OBJECTIVES: This phase Ib/II study evaluated safety, pharmacokinetics, maximum tolerated dose (MTD), and efficacy of the pan-cyclin-dependent kinase inhibitor roniciclib with cisplatin-etoposide (CIS-ETOP) or carboplatin-etoposide (CARBO-ETOP) in patients with extensive-disease small-cell lung cancer (ED-SCLC). PATIENTS AND METHODS: In this open-label, non-randomized study, patients with previously untreated ED-SCLC received roniciclib twice daily (BID) in a 3 days on/4 days off schedule. Cisplatin 75 mg/m2 or carboplatin (AUC5) dose was administered on day 1, and etoposide 100 mg/m2 on days 1-3, of 21-day cycles. Phase Ib used a dose-escalation design to define the MTD for phase II. Pharmacokinetics were assessed. RESULTS: Forty-three patients received treatment (roniciclib 2.5 mg BID [+ CARBO-ETOP, n = 4; + CIS-ETOP, n = 3] and roniciclib 5 mg BID [+ CARBO-ETOP, n = 24; + CIS-ETOP, n = 12]). The MTD of roniciclib was 5 mg BID with CARBO-ETOP or CIS-ETOP. Common adverse events were nausea (90.7%) and vomiting (69.8%).
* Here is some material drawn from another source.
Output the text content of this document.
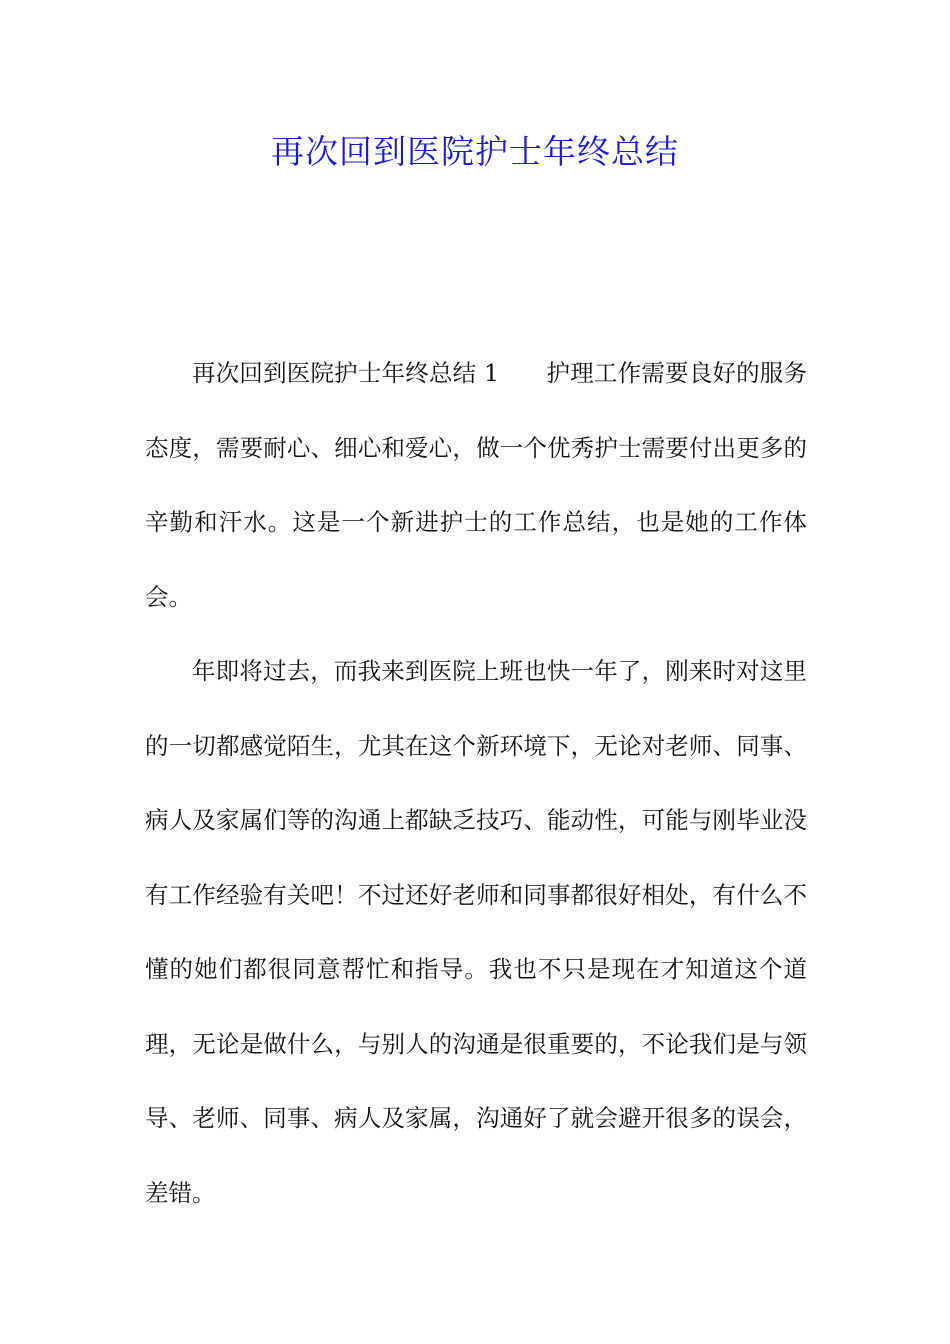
再次回到医院护士年终总结

再次回到医院护士年终总结 1　　护理工作需要良好的服务态度，需要耐心、细心和爱心，做一个优秀护士需要付出更多的辛勤和汗水。这是一个新进护士的工作总结，也是她的工作体会。

年即将过去，而我来到医院上班也快一年了，刚来时对这里的一切都感觉陌生，尤其在这个新环境下，无论对老师、同事、病人及家属们等的沟通上都缺乏技巧、能动性，可能与刚毕业没有工作经验有关吧！不过还好老师和同事都很好相处，有什么不懂的她们都很同意帮忙和指导。我也不只是现在才知道这个道理，无论是做什么，与别人的沟通是很重要的，不论我们是与领导、老师、同事、病人及家属，沟通好了就会避开很多的误会，差错。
Roniciclib was readily absorbed following oral administration at the MTD (median tmax 0.5-1 h), with a 30-40% reduction in exposure when co-administered with CARBO-ETOP or CIS-ETOP; administration of roniciclib had no effect on etoposide or platinum pharmacokinetics. The response rate was 81.4% (35/43) overall and 86.1% (31/36) in the pooled roniciclib 5 mg BID population (all partial responses). CONCLUSION:Roniciclib co-administered with chemotherapy in patients with ED-SCLC demonstrated tolerability, acceptable pharmacokinetics, and promising efficacy. An observed safety signal in a related phase II study resulted in discontinuation of the present study and termination of further roniciclib development.